– Не смешите нас. По-вашему, цензоры пятновыводителем пользуются? Они вырезают, что следует, ножницами.
Ладно, говорю. И отправляю жене письмо, в котором спрашиваю: «Это ты затерла в своем письме имя пятновыводителем?» Она отвечает: «Нет, пятновыводителем я не пользовалась, должно быть, это работа…», – а имя вырезано.
Я снова пошел к майору, который отвечал за действия цензоров, пожаловался. Конечно, вся эта возня отнимала немало времени, однако я считал себя в какой-то мере обязанным от лица всех сотрудников добиться справедливости. Майор принялся объяснять мне, что цензоры прошли хорошую специальную подготовку, просто они не понимают здешних правил насчет деликатности и осторожности.
А следом он спрашивает:
– Да в чем вообще дело, вы что же, считаете, будто у меня по отношению к вам какие-то недобрые намерения?
Я отвечаю:
– Нет, намерения у вас самые добрые, а вот
Дело, видите ли, было в том, что он занимал эту должность всего дня три-четыре.
Он говорит:
– Ну, это мы еще посмотрим! – хватается за телефонную трубку и разом улаживает дело. Больше из наших писем ни единой буквы не вырезали.
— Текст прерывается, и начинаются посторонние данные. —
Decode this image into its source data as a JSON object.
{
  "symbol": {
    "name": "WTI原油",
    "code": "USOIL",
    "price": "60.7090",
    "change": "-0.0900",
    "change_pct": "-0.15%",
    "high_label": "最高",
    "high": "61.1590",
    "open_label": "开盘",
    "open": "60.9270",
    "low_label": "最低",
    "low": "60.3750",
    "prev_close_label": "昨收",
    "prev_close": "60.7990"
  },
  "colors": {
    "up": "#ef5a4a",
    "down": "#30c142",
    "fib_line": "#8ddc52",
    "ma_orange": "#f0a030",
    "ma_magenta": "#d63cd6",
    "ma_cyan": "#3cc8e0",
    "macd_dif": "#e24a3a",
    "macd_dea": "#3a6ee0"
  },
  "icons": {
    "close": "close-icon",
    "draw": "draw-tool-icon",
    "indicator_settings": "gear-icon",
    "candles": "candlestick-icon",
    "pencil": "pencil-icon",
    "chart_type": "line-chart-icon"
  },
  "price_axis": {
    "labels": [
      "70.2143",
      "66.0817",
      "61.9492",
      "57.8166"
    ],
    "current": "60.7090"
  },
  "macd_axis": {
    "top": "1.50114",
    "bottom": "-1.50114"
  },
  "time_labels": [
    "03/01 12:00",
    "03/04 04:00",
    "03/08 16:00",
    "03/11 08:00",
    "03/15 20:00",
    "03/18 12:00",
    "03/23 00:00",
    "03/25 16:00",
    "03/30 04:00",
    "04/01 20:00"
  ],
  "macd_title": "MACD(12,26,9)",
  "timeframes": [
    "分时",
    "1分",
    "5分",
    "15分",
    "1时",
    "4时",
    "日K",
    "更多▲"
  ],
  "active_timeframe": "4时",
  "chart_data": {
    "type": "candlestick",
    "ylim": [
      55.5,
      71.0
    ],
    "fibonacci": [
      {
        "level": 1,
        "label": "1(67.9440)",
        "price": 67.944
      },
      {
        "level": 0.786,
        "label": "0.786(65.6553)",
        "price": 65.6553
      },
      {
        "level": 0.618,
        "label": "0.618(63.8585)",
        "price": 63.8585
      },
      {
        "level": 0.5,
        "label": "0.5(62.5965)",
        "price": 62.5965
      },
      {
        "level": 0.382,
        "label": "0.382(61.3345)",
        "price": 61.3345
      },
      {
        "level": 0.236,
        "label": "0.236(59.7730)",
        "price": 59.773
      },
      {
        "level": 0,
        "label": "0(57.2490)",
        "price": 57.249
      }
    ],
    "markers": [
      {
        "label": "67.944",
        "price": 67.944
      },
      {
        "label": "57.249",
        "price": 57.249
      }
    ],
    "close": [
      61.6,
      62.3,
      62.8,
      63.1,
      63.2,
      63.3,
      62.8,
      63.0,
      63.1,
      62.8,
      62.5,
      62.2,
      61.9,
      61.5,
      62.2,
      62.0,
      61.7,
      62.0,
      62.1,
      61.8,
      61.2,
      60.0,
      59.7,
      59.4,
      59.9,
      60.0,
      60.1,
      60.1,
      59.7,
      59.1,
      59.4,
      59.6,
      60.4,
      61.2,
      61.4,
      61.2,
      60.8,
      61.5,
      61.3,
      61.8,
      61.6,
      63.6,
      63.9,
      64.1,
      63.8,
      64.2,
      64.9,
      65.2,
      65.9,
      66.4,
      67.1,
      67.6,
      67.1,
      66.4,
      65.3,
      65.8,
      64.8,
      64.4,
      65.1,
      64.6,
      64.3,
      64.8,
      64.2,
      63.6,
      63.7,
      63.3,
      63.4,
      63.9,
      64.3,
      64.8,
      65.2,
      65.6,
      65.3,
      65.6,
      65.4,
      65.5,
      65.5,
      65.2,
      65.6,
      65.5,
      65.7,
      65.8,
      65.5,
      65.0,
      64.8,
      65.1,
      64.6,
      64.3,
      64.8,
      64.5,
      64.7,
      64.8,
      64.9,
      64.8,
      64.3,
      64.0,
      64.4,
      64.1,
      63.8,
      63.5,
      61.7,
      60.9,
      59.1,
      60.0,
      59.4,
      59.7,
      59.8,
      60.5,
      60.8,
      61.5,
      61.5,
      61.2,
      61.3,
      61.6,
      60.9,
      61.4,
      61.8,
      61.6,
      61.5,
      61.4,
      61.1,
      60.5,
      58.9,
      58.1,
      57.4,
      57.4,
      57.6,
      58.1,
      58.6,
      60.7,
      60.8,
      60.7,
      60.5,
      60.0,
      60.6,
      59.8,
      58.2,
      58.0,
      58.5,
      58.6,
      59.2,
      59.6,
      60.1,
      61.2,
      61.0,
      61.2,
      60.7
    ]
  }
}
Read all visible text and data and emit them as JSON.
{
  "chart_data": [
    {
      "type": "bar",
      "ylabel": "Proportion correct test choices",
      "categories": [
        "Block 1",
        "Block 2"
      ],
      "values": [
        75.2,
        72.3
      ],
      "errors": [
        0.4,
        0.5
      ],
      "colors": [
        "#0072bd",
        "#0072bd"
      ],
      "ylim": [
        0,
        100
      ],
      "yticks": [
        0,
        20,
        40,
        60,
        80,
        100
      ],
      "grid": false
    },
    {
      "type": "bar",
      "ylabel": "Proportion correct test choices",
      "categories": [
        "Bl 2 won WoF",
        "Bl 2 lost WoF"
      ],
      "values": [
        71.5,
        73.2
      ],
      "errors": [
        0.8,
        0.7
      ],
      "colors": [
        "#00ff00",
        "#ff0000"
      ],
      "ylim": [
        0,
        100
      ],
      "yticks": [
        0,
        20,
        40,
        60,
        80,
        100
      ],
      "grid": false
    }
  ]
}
Однако оставалось немало других сложностей. Например, в один прекрасный день я получил письмо от жены с приложенной к нему запиской цензора, в которой говорилось: «Письмо содержало шифрованное сообщение без ключа к нему, мы его удалили».
А когда я приехал в Альбукерке повидаться с женой, она спросила:
– Ну, и где оно все?
Я удивился:
– Какое такое «оно»?
Жена говорит:
– Окись свинца, глицерин, хот-доги, белье из стирки.
Я в недоумении:
– Постой, постой – ты прислала мне такой список?